– В пенаты, – сказал он.
– Поехали в «Братину». С нами будет Артемище со своей свиристелкой. Но самое главное, с нами буду я! Накупим по пути бухла и зависнем там до самого закрытия ресторана. Угощаю!
– Башка трещит.
– Фигня, вылечим!
– Правда, я сегодня не в тонусе.
– Кто не в тонусе, тот в анусе. Как хочешь, а мы через пять минут выдвигаемся…
Ему очень хотелось поехать, но что-то сдерживало. Головная боль была пусть веским, но предлогом. На самом деле он прекрасно понимал, что просто-напросто струхнул – на него шла непомерно большая волна и он чувствовал себя слишком неопытным виндсерфингистом, чтобы ее оседлать…
А ночью ему приснился какой-то рваный, алогичный, редкостно бестолковый сон. Привиделось ему, что он в Ленинакане во время землетрясения, которого ему благодаря стечению не самых счастливых для него обстоятельств когда-то удалось избежать. Но вот что странно: землетрясение это происходило не вокруг, а в нем самом. В нем самом рушились воспоминания, углами, как могильные камни, выползали на поверхность фундаменты каких-то давно забытых переживаний и обид, кривые извилины бороздили треснувшее, как зеркало, сознание, в котором отражался падающий мир… Потом он вдруг ощутил себя Гаврилой Алексичем, одним из героев фильма Эйзенштейна «Александр Невский», в кольчугу которого вонзились пики псов-рыцарей. Эта стадия сна стала для него настоящим кошмаром. Наконечники проникали все глубже, дышать становилось все труднее… И вдруг он с ужасом понял, что копья крестоносцев проламывают его грудную клетку, из которой, пенясь и пузырясь, как розовое шампанское вовсю хлещет кровь…
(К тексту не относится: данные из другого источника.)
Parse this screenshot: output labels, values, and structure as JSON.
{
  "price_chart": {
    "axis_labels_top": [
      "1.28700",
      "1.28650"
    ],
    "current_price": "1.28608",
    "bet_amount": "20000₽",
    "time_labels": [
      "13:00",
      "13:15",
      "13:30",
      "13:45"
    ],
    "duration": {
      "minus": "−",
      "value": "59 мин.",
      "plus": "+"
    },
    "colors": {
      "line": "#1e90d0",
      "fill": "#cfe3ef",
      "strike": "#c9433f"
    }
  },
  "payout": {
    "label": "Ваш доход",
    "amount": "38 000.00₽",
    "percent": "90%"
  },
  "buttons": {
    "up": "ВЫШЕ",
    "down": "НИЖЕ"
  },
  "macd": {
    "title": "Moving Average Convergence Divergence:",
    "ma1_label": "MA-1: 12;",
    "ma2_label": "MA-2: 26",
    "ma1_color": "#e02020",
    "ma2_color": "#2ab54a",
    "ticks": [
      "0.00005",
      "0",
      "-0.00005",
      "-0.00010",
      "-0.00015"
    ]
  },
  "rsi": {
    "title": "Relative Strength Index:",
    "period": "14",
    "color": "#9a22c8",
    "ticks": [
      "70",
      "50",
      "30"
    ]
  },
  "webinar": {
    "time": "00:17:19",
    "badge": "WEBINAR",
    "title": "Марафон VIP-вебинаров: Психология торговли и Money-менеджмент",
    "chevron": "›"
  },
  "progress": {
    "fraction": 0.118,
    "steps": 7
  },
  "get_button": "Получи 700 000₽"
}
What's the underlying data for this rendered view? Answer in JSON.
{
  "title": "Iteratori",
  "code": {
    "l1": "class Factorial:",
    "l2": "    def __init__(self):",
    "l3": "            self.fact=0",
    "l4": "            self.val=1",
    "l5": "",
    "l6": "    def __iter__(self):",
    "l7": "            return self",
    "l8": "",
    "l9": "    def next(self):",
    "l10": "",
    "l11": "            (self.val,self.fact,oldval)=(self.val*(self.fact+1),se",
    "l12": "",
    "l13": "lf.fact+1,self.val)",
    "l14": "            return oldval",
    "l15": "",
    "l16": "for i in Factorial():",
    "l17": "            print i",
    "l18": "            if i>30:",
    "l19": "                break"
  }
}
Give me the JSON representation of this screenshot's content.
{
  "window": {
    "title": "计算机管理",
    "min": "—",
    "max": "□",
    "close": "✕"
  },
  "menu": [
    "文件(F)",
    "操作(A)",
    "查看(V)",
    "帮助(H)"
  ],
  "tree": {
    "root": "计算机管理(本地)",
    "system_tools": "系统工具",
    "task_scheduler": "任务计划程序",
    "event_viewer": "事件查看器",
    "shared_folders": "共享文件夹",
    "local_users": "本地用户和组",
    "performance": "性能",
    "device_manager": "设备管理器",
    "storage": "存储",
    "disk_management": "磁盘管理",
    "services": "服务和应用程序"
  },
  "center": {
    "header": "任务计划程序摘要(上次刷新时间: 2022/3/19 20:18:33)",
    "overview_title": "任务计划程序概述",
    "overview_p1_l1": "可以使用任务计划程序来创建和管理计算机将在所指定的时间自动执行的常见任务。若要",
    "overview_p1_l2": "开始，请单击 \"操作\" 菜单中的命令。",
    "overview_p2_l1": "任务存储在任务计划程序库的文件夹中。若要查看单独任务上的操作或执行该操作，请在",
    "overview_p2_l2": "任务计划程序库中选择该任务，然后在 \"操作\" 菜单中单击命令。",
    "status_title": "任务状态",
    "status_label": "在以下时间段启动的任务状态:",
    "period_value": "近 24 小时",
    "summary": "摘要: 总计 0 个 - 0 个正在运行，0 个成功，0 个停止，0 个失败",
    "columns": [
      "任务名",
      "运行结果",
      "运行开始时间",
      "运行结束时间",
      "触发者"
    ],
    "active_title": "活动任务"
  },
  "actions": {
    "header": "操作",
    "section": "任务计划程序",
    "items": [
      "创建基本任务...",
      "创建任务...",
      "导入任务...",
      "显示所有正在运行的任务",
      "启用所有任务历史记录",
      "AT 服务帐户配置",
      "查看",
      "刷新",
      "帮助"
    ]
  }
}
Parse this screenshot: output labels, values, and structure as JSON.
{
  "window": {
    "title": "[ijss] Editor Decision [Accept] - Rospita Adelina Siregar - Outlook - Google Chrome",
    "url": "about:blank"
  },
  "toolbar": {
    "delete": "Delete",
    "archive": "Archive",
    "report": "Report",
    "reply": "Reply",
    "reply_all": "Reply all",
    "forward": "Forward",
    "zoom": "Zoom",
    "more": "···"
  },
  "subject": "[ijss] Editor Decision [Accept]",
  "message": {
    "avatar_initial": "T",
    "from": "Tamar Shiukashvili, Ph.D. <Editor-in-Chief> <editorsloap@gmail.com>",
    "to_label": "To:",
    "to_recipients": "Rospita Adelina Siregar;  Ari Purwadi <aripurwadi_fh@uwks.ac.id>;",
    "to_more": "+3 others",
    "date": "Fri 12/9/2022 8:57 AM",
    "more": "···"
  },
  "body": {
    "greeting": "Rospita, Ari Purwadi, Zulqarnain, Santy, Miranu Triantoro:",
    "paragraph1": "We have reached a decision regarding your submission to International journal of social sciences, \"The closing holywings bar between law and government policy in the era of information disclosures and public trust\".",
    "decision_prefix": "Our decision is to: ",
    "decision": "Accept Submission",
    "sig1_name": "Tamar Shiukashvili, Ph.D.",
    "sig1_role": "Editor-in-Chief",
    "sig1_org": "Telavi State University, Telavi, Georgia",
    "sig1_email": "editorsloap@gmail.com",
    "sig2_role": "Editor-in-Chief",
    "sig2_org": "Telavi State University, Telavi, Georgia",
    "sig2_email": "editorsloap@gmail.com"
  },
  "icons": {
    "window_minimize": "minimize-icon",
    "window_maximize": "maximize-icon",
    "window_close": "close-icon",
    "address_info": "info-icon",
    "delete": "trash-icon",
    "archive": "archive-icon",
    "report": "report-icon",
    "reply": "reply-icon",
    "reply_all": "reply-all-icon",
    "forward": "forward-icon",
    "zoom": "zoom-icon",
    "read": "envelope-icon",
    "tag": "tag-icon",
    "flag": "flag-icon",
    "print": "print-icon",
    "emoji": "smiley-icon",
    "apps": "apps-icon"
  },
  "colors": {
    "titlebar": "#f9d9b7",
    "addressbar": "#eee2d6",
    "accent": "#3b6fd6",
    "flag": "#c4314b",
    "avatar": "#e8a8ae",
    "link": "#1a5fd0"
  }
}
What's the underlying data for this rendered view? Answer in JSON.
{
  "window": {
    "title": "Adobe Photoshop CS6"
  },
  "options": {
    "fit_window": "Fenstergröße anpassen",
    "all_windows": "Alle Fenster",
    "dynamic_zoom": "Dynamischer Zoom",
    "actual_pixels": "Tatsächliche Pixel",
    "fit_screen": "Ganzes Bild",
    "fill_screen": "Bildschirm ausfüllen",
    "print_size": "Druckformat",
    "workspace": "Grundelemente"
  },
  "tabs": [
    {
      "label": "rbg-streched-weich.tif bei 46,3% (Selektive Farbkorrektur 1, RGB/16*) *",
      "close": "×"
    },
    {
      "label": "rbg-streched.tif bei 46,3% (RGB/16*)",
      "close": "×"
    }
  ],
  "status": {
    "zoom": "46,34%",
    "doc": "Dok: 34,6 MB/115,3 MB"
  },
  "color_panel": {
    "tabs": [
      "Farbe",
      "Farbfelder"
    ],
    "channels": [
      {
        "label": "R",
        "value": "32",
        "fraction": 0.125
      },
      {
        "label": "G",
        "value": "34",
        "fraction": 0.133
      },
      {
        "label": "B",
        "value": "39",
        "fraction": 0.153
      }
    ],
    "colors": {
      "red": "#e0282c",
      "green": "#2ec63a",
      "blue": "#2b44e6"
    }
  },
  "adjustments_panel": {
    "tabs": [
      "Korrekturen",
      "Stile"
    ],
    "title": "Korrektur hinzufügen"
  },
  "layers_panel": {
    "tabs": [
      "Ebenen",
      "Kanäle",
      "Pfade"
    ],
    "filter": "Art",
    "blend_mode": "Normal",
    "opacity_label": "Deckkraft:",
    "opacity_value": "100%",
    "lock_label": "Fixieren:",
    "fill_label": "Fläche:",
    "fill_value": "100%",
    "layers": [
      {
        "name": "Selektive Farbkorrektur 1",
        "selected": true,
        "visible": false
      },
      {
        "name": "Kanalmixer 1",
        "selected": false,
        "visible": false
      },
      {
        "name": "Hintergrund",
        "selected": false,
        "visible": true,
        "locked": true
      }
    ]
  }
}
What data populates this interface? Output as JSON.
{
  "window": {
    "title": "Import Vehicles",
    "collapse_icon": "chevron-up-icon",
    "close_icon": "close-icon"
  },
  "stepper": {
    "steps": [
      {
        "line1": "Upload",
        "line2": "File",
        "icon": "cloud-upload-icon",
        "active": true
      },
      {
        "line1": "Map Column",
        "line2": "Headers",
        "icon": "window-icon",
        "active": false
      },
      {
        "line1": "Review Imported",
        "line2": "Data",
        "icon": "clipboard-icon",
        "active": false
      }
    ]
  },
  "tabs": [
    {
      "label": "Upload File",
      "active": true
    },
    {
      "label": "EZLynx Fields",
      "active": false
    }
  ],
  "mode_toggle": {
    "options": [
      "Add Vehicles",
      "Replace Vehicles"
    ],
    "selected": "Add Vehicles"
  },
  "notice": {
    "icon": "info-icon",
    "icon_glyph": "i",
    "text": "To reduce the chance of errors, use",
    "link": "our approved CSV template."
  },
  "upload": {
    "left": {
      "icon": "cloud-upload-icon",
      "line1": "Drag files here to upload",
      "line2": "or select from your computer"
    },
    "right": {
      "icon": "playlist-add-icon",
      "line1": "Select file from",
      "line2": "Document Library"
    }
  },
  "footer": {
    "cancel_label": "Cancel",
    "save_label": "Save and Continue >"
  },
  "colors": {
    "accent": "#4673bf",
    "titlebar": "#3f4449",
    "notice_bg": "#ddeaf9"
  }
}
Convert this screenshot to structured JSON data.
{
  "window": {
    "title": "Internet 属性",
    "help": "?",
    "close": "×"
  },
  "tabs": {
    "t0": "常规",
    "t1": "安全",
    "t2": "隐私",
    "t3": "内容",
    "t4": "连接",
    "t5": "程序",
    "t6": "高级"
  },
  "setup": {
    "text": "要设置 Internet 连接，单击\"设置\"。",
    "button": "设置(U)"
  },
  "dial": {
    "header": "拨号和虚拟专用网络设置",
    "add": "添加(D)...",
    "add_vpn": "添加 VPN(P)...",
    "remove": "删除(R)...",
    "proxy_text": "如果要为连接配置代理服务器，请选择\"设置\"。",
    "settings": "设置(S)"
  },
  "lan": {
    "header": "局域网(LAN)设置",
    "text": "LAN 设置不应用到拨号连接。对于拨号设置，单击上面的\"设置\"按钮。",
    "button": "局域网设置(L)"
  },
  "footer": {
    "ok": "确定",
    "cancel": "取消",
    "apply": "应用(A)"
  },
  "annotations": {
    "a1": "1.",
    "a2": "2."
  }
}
Подивившись поутру, до чего же замусорено подсознание человека, если оно регулярно выдает такую цветистую галиматью, он забыл об этом сне и не вспоминал о нем до самого вечера.
День его сложился более-менее удачно: начальство его, часто недовольное им, было настроено вполне благодушно. Отпечатанный номер газеты с золотоперым разворотом пришелся Балмазову по душе.
Завершив свои редакционные дела, Михайлов опять зашел на анонимный блог, так заинтересовавший его накануне, и возобновил свои изыскания.
«Проснувшись рано утром, неожиданно поехали в сосновый бор, подальше от городской суеты. Мы оказались там в совершеннейшем одиночестве. Солнце не спеша, с какой-то недоразбуженностью и воскресной ленцой нагревало песок, отчего все сильнее с каждой минутой пахло лежалыми сосновыми иголками. Деревья – прямые, высоченные, как корабельные мачты, а между ними – контрастом улеглись солнечные лучи и тени. Воздух сухой, звонкий, будто вот сейчас зажжешь спичку – и он вспыхнет. И в этой прозрачной тишине сонно блуждает и кружит весенней вьюгой невесть откуда взявшийся тополиный пух.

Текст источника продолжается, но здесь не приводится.